Je me jette un regard de travers dans le miroir de la petite salle de bain. Ma peau est pâle et mes yeux cernés de fatigue, mon corps frèle ne me ressemble plus... Je suis dépitée de me présenter comme ça au village.

Bien que mon apparence est peu d'importance à mes yeux, l'idée de me montrer aussi faible me déplaît.

Je porte donc de larges vêtements en lin pour cacher ma maigreur. Il est bientôt l'heure, Rémus va arriver d'une minute à l'autre.

"- Lilou va rencontrer tout le monde !! Hurle à tu-tête Louis, en courant dans mon salon. "

Je sursaute et me rattrape au meuble devant moi pour me stabiliser. Cet enfant va finir par me tuer un de ces jours.
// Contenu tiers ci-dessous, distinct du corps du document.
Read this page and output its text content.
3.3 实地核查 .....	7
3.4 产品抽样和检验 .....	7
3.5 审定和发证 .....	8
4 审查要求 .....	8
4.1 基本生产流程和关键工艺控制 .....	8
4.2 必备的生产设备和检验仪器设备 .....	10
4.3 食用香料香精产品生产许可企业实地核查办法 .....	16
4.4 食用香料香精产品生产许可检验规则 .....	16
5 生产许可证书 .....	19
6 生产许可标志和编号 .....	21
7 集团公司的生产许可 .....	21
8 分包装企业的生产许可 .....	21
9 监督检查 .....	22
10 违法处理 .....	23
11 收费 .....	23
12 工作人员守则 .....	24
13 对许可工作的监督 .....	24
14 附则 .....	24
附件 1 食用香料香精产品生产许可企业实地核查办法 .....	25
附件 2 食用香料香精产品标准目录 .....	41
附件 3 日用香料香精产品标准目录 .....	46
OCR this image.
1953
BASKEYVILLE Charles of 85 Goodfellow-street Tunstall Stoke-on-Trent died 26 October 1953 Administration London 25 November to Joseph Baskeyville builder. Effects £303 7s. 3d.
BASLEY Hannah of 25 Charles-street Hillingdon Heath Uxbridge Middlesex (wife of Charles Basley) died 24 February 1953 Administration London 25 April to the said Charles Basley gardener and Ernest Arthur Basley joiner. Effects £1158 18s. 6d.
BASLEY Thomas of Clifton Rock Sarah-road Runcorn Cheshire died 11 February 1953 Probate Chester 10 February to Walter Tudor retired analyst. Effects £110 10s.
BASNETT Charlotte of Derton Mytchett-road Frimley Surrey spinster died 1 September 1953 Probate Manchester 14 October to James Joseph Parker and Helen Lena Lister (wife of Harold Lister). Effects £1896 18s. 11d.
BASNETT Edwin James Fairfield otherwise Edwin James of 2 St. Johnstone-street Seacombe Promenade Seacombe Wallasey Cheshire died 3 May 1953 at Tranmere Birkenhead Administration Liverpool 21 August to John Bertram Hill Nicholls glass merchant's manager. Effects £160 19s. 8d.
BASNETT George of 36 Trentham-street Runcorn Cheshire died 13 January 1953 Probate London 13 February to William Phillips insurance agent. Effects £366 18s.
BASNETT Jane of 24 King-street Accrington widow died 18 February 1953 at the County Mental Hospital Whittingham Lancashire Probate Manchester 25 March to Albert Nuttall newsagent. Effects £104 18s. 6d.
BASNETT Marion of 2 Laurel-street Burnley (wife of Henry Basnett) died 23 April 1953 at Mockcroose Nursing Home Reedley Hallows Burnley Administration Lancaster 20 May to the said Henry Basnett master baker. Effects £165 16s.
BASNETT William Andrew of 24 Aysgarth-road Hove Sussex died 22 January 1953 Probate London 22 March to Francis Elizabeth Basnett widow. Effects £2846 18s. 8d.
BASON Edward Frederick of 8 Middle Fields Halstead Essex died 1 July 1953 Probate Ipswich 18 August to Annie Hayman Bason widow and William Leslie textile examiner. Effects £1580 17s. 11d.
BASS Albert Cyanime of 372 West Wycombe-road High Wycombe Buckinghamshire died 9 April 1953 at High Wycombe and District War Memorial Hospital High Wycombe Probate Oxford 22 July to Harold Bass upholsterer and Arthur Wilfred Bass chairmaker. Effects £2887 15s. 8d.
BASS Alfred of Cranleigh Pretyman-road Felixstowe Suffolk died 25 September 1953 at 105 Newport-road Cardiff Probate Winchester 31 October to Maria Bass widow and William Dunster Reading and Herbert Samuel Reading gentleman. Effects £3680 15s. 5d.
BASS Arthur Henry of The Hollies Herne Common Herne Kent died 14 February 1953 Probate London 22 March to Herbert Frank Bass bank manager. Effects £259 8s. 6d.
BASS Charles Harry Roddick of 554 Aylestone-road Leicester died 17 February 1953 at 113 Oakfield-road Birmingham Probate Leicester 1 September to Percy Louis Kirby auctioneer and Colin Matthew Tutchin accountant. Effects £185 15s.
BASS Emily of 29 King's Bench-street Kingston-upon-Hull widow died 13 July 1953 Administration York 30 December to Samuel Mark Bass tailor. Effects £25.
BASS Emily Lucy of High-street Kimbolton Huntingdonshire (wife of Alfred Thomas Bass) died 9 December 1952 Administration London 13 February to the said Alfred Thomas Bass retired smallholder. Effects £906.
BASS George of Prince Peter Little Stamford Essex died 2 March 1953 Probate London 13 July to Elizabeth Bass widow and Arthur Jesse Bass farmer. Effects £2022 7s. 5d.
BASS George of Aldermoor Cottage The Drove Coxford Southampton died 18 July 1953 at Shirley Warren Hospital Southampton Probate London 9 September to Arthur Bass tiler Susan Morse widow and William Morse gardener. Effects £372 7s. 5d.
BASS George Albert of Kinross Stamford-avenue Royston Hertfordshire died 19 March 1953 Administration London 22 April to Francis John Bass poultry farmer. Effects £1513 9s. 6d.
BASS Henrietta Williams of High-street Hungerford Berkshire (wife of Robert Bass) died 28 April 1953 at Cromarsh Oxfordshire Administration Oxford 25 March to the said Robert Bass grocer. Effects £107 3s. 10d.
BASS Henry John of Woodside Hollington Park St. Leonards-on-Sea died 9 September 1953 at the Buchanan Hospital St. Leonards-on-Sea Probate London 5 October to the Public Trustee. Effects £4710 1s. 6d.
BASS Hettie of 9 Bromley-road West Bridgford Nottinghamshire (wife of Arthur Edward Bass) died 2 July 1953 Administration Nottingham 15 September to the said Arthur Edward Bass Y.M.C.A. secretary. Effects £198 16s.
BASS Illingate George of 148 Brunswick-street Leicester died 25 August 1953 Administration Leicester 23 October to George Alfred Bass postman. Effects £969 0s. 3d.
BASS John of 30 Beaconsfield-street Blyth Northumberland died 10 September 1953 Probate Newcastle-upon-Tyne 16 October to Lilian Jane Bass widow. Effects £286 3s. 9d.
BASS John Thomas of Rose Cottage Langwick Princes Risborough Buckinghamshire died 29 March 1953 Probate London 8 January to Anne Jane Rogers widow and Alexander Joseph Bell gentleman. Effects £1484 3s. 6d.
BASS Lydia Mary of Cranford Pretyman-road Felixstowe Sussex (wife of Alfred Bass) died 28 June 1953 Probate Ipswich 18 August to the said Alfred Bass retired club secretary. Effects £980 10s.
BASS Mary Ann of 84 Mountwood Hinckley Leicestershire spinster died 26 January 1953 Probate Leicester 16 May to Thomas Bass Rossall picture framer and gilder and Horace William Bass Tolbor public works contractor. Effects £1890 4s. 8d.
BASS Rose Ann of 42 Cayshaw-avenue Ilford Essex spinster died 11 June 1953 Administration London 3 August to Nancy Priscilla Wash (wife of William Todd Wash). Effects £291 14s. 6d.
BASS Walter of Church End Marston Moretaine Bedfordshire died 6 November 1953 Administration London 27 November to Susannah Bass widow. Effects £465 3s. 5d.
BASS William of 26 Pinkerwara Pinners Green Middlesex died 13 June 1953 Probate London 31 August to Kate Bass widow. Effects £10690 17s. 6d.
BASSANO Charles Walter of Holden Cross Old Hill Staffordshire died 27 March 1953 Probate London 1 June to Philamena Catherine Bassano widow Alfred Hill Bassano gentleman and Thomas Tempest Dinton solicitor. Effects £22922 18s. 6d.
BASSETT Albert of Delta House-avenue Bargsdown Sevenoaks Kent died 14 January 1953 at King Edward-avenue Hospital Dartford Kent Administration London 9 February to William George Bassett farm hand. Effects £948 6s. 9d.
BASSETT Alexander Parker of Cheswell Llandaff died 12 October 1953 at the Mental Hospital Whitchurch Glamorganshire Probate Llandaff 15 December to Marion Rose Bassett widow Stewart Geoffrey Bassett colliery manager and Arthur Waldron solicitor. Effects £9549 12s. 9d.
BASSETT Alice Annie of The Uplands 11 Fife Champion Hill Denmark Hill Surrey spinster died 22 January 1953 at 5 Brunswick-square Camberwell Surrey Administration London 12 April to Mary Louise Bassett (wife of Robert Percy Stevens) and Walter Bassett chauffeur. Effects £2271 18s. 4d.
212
Je me débats avec ma béquille pour aller le rejoindre et m'effondre dans le canapé. Je ne sais pas comment je vais tenir toute la journée avec ma béquille. Tout ca risque d'être vite éreintant.

"- Coucou toi, le salué-je alors qu'il saute à mes côtés sur le sofa. Tu veux bien m'attraper mes chaussures en toile, là-bas ? Demandé-je en pointant un coin du salon. "

Il s'exécute sans broncher, avant de revenir en courant, pour se coller à moi. Je souris et lui frotte le haut de la tête avec amusement.

Quand j'enfile ces petits chaussons légers mon cœur se pince. Je fixe, attristée, mes longues cuissardes qui dorment près de la porte. Je les remettrais seulement quand je me sentirais à nouveau bien dans mon corps !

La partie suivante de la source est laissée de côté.